Capsaicin, the compound that gives chili peppers their heat, exerts molecular changes at the protein level, that may help to promote weight loss.
While capsaicin has been studied for potential benefits in fighting obesity, the underlying molecular mechanism by which the chili pepper compound has been observed to decrease calorie intake, shrink fat tissue, and lower fat levels in the blood has not been elucidated. Jong Won Yun, from Daegu University (Korea), and colleagues engaged an animal model of obesity, and fed high-fat diets with or without capsaicin to the study animals. The team observed that the capsaicin-treated rats lost 8% of their body weight and showed changes in levels of at least 20 key proteins found in fat, whereby the altered proteins worked to break down fats.

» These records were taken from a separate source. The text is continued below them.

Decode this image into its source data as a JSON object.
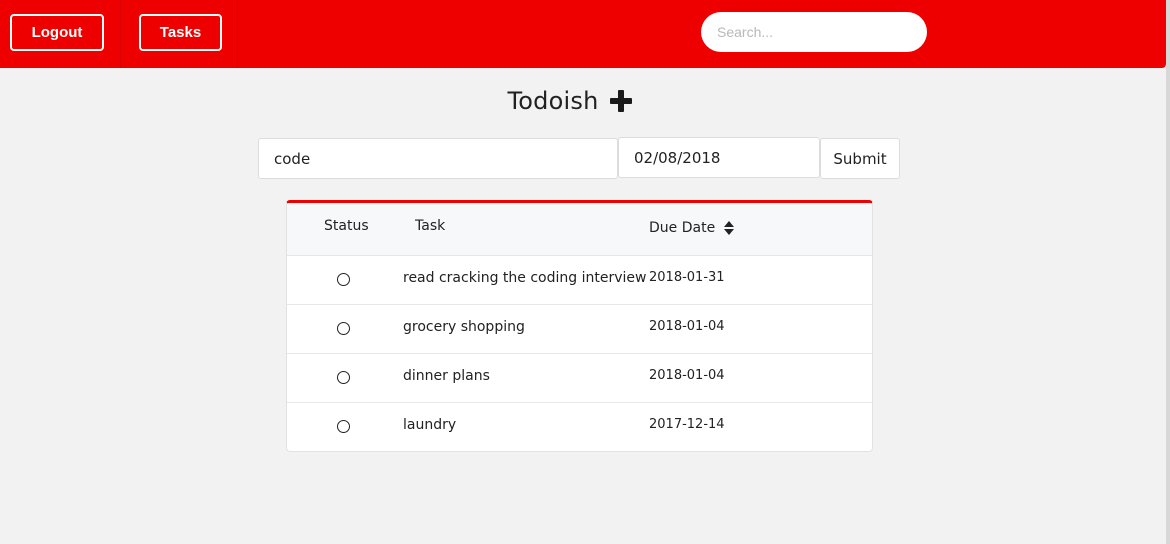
{
  "navbar": {
    "logout_label": "Logout",
    "tasks_label": "Tasks",
    "search_placeholder": "Search...",
    "accent_color": "#ee0000"
  },
  "header": {
    "title": "Todoish",
    "add_icon": "plus-icon"
  },
  "form": {
    "task_value": "code",
    "date_value": "02/08/2018",
    "submit_label": "Submit"
  },
  "table": {
    "columns": {
      "status": "Status",
      "task": "Task",
      "due_date": "Due Date"
    },
    "sort_icon": "sort-icon",
    "rows": [
      {
        "status": "incomplete",
        "task": "read cracking the coding interview",
        "due": "2018-01-31"
      },
      {
        "status": "incomplete",
        "task": "grocery shopping",
        "due": "2018-01-04"
      },
      {
        "status": "incomplete",
        "task": "dinner plans",
        "due": "2018-01-04"
      },
      {
        "status": "incomplete",
        "task": "laundry",
        "due": "2017-12-14"
      }
    ]
  }
}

Writing that: “These data demonstrate that thermogenesis and lipid metabolism related proteins were markedly altered upon capsaicin treatment in [white adipose tissue],”the researchers urge that: “capsaicin may be a useful phytochemical for attenuation of obesity.”
Jeong In Joo, Dong Hyun Kim, Jung-Won Choi, Jong Won Yun. “Proteomic Analysis for Antiobesity Potential of Capsaicin on White Adipose Tissue in Rats Fed with a High Fat Diet.” J. Proteome Res., 2010, 9 (6), pp 2977–2987, April 1, 2010.